The evidence tells us that forging more sustainable
alternatives is imperative if we hope to survive. Yet proponents of factory
farms and genetically engineered crops argue that monocropping, or crop
specialization, is the only way to feed the masses and that it's far more
profitable than having small independent farms in every community.
But is this really true? A number of studies show just the
opposite! In fact, studies are showing that medium-sized organic farms are far
more profitable than ANY sized industrial agricultural operation.
For example, researchers at the University of Wisconsin's
College of Agriculture and Life Sciences and Michael Fields Agricultural Institute
(results published in 2008 in the Agronomy Journal) found that traditional
organic farming techniques of planting a variety of plants to ward off pests is
more profitable than monocropping. [3]
Not only that, but organic farming practices use natural,
time-tested techniques that naturally prevents soil depletion and destruction,
and doesn’t use chemical fertilizers and other agricultural chemicals that
pollute our soil, air, and waterways.
Even the US Department of Agriculture (USDA) is starting to
question our current path of monoculture. It recently released a report titled:
"Climate Change and Agriculture in the United States." According to
the report, our current agricultural system, which is dominated by corn and
soy, is unsustainable in the long term.
Speaking of unsustainable methods… The current youth sport
culture with its heavy emphasis on early specialization (monocropping) and
nearly year round single sport participation are devastating the American
athletic landscape. A single-minded focus during what should be the “sensitive
period” for global movement skill acquisition has left developing young
athletes with soil that is of poor quality for elite athletic skill to grow and
flourish.
The building blocks of advanced athletic skill are never
fully refined because they were never experienced at the “grassroots” or basic
level. You want to see desertification look at the athletic foundation of a
single sport young athlete! This is what happens when we plow under playgrounds
and neglect seasonal sport play in favor of elite sport training facilities and
nearly year round single sport participation. When the windows to attain these
athletic building blocks are missed they shut and it’s very difficult to go
back and try to “re-open” them. Just as you can’t synthesize potassium and
phosphorus you can’t synthesize the athletic qualities that spawn from crawling
and skipping.
While kids are not being saturated with pesticides and toxic
run-off (depending upon where you live) they are certainly being saturated with
the repetitive motions, developmental imbalances and ultimately injuries that
result from a one-dimensional athletic experience.

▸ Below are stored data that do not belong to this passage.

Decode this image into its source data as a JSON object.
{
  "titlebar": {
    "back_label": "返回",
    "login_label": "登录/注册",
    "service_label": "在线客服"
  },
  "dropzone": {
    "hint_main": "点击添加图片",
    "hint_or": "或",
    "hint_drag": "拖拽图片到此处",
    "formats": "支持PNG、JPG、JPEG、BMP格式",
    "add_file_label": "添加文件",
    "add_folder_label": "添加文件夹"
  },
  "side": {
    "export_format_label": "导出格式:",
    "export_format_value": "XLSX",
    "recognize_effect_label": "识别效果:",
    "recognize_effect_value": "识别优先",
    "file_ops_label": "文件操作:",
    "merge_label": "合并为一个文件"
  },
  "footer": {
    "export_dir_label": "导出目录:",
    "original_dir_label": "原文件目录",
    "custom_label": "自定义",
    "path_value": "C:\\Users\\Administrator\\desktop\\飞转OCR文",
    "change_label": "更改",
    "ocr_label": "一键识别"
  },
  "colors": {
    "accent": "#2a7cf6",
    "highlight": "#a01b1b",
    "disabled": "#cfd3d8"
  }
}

Contrast this with a polycropping approach to athletic
development. Expose children to as
many different sport and activities as possible the more and varied their
experiences are the better. This enriches their soil (overall athletic base)

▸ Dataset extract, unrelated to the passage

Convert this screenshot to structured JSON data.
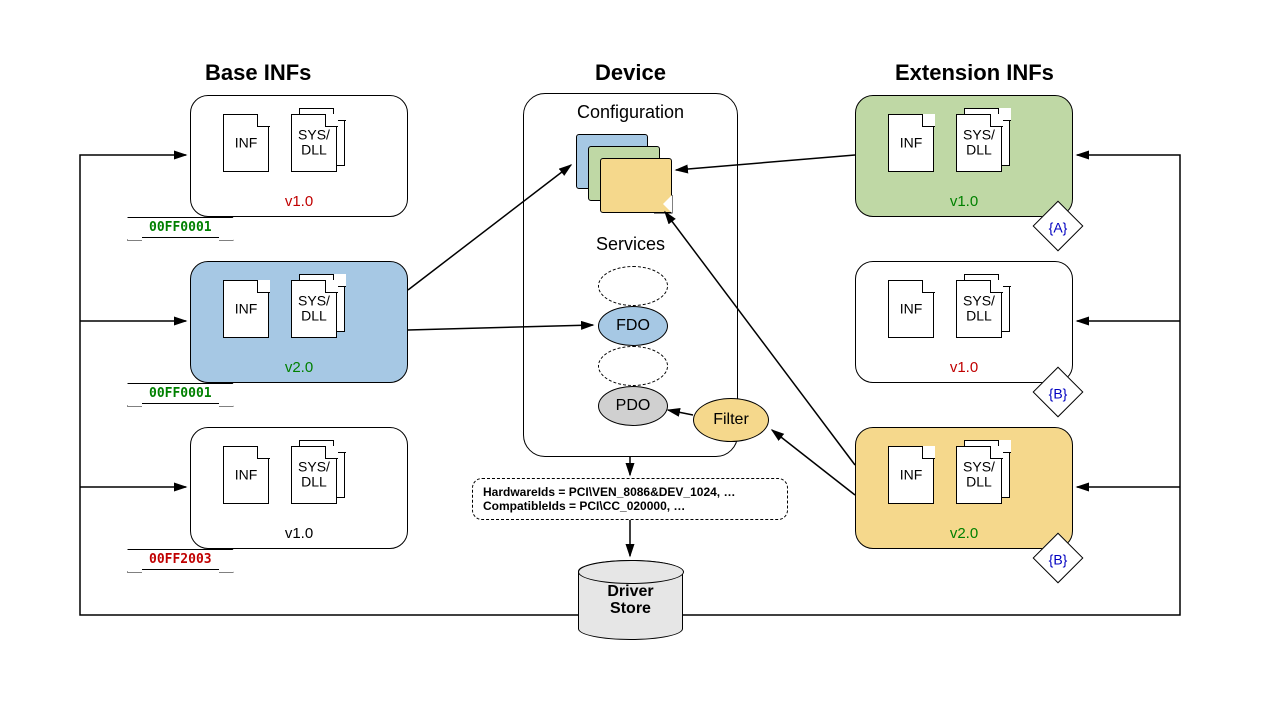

and makes it very fertile to grow whatever seeds (sport) they decide to
plant. This diversification also
serves to make their athleticism more sustainable. Like monocropping a single
minded sporting approach depletes the body and actually robs it of athleticism.

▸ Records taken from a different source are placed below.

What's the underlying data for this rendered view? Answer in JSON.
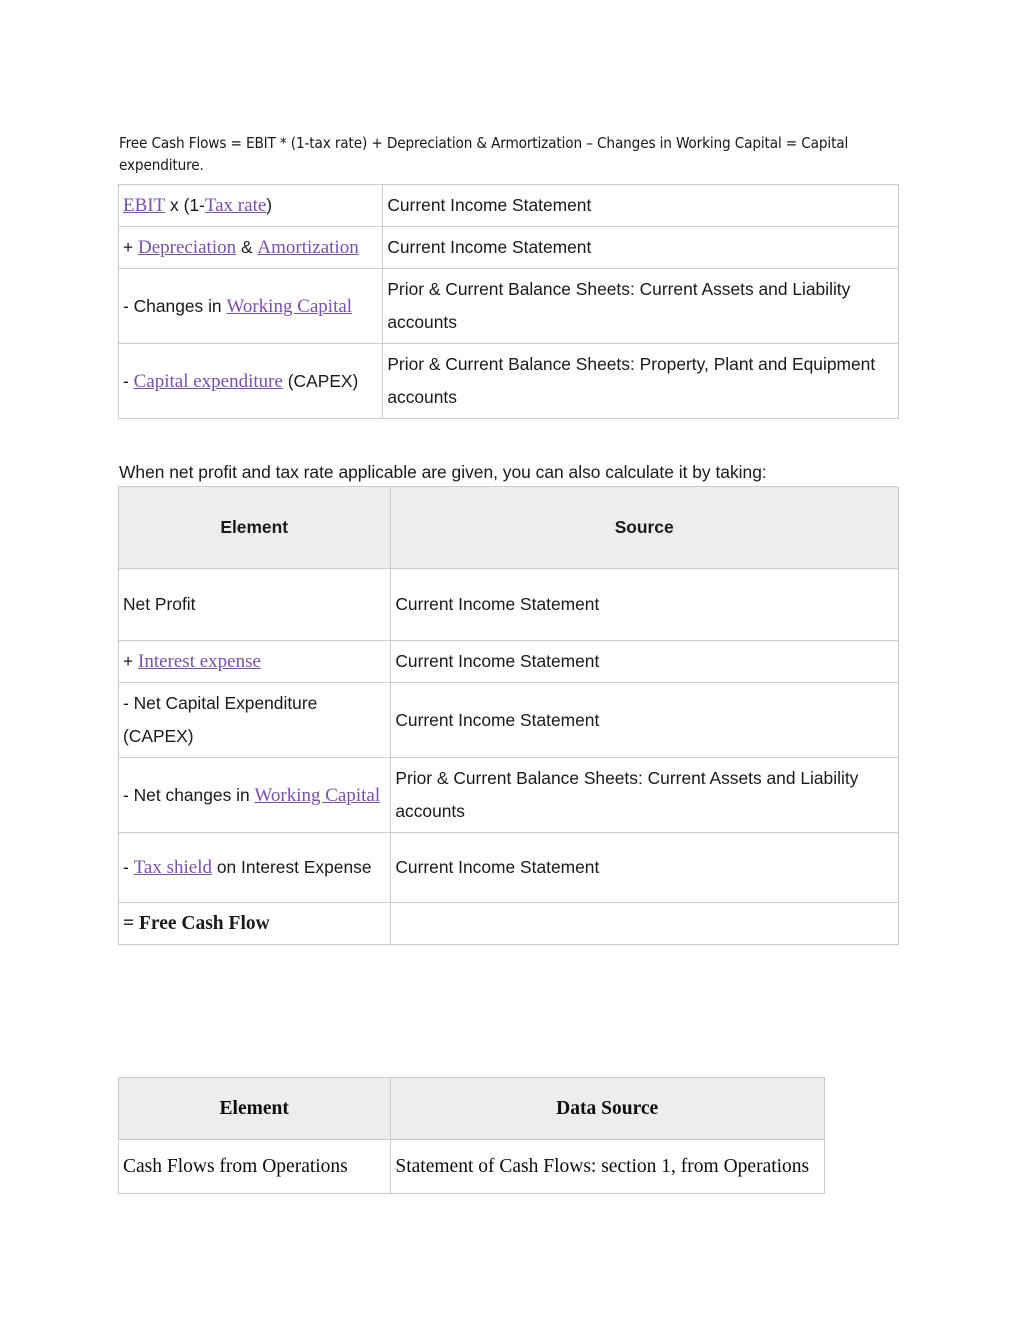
{
  "document": {
    "intro_paragraph": "Free Cash Flows = EBIT * (1-tax rate) + Depreciation & Armortization – Changes in Working Capital = Capital expenditure.",
    "mid_paragraph": "When net profit and tax rate applicable are given, you can also calculate it by taking:"
  },
  "colors": {
    "link": "#7b50a8",
    "header_background": "#ededed",
    "border": "#cbcbcb",
    "text": "#1a1a1a",
    "page_background": "#ffffff"
  },
  "table_fcf_ebit": {
    "rows": [
      {
        "element": {
          "parts": [
            {
              "text": "EBIT",
              "link": true
            },
            {
              "text": " x (1-",
              "link": false
            },
            {
              "text": "Tax rate",
              "link": true
            },
            {
              "text": ")",
              "link": false
            }
          ]
        },
        "source": "Current Income Statement"
      },
      {
        "element": {
          "parts": [
            {
              "text": "+ ",
              "link": false
            },
            {
              "text": "Depreciation",
              "link": true
            },
            {
              "text": " & ",
              "link": false
            },
            {
              "text": "Amortization",
              "link": true
            }
          ]
        },
        "source": "Current Income Statement"
      },
      {
        "element": {
          "parts": [
            {
              "text": "- Changes in ",
              "link": false
            },
            {
              "text": "Working Capital",
              "link": true
            }
          ]
        },
        "source": "Prior & Current Balance Sheets: Current Assets and Liability accounts"
      },
      {
        "element": {
          "parts": [
            {
              "text": "- ",
              "link": false
            },
            {
              "text": "Capital expenditure",
              "link": true
            },
            {
              "text": " (CAPEX)",
              "link": false
            }
          ]
        },
        "source": "Prior & Current Balance Sheets: Property, Plant and Equipment accounts"
      }
    ]
  },
  "table_fcf_netprofit": {
    "headers": [
      "Element",
      "Source"
    ],
    "rows": [
      {
        "element": {
          "parts": [
            {
              "text": "Net Profit",
              "link": false
            }
          ]
        },
        "source": "Current Income Statement"
      },
      {
        "element": {
          "parts": [
            {
              "text": "+ ",
              "link": false
            },
            {
              "text": "Interest expense",
              "link": true
            }
          ]
        },
        "source": "Current Income Statement"
      },
      {
        "element": {
          "parts": [
            {
              "text": "- Net Capital Expenditure (CAPEX)",
              "link": false
            }
          ]
        },
        "source": "Current Income Statement"
      },
      {
        "element": {
          "parts": [
            {
              "text": "- Net changes in ",
              "link": false
            },
            {
              "text": "Working Capital",
              "link": true
            }
          ]
        },
        "source": "Prior & Current Balance Sheets: Current Assets and Liability accounts"
      },
      {
        "element": {
          "parts": [
            {
              "text": "- ",
              "link": false
            },
            {
              "text": "Tax shield",
              "link": true
            },
            {
              "text": " on Interest Expense",
              "link": false
            }
          ]
        },
        "source": "Current Income Statement"
      },
      {
        "element": {
          "parts": [
            {
              "text": "= Free Cash Flow",
              "link": false,
              "bold_serif": true
            }
          ]
        },
        "source": ""
      }
    ]
  },
  "table_fcf_ops": {
    "headers": [
      "Element",
      "Data Source"
    ],
    "rows": [
      {
        "element": {
          "parts": [
            {
              "text": "Cash Flows from Operations",
              "link": false
            }
          ]
        },
        "source": "Statement of Cash Flows: section 1, from Operations"
      }
    ]
  }
}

Playing sports seasonally allows the body to recover and
develop new skills. Each sport or
activity contributes foundational athletic qualities that compliment one
another and eventually allow the young athlete to develop their own unique
“brand” of athleticism. This “brand” can only be fully realized if the soil is
fertile.
I think we can all agree that broccoli is a very nutritious
food but if that was the only crop we planted and harvested we would still be
malnourished. Playing one sport exclusively from childhood into the teen years
may seem like a good idea but in the long run your athleticism will be malnourished.
Overall athleticism is the essential foundation upon which all sport specific
qualities are based. Moncropping and sport specialization will likely produce
high yields early on but in the long run these practices will deplete the
landscape of what it needs to flourish.